I don’t know if this happened to you when you were younger, but it happened a lot to me. I was given sage advice from people older than me about my career, my life, my goals – you name it. At the time I thought, what the hell is all this nonsense about. It’s no big deal. I’ll be fine. I can work it out myself – thank you very much.
I did okay on my own following my own lead. But, I see now from the perspective of someone who is older and has been through a “few” things in life that I might have done better, easier or at least differently in my life to this point.
The problem is perspective. When we start out fresh and new in life or at something we’ve never done before, we only have a forward perspective. This is good – its fresh and untainted by negative experience and full of potential. When we come to the end of something we have restrospective. We have experience – both positive and negative. With experience we could shortcut and bypass dead ends. All useful skills when you want to maximize your potential.
Perversely, we each only have one life in which to reach and maximize our potential, yet if we were to have a second or third or even more chances to go through the processes we all endure, we would ideally get better at them. We each learn so much about so much during the course of our existence and are limited in our ability to convey these learnings to others around us. And then we die.

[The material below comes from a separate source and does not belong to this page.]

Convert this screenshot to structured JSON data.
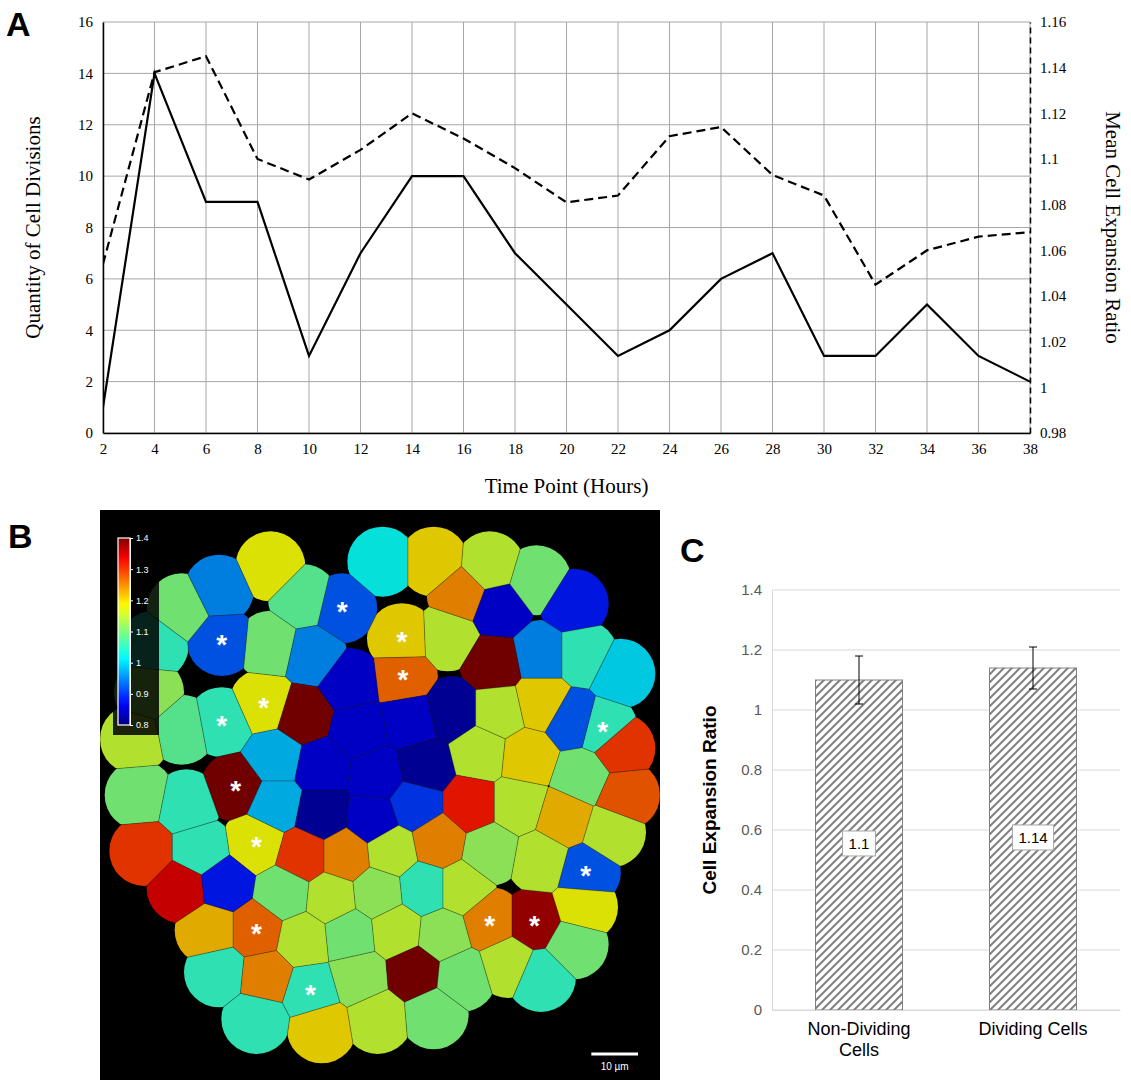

When I think about the people close to me who have died, in each instance its like an entire library of knowledge and experience has burned to the ground – gone forever. All I truly have left of them is MY experience and memory of them.
I know as we grow and gain experience in life, there is a feedback loop which certainly helps us when gaining new experience. But we are less and less open to the full potential of a new experience. One could argue that the past negative experiences also taint our approach – channel us in how we approach new things. So learning from past experience then is a double edged sword. While it gives us confidence and insight that enable us at the same time it changes our outlook and limits our options.
How then are we to pass on knowledge and experience to our children if we aren’t even able to properly do it for ourselves? How are we to provide unbiased, useful information that will enable them but not limit them? I don’t know.
There is a duality here – a yin and yang – which, to me, implies there is a balance to reach for. Logically, this balance should be sought both when using past experience to inform internally and also when distributing experience externally to our children as sage wisdom.
The more I learn, the more I realize, the more I NEED to learn.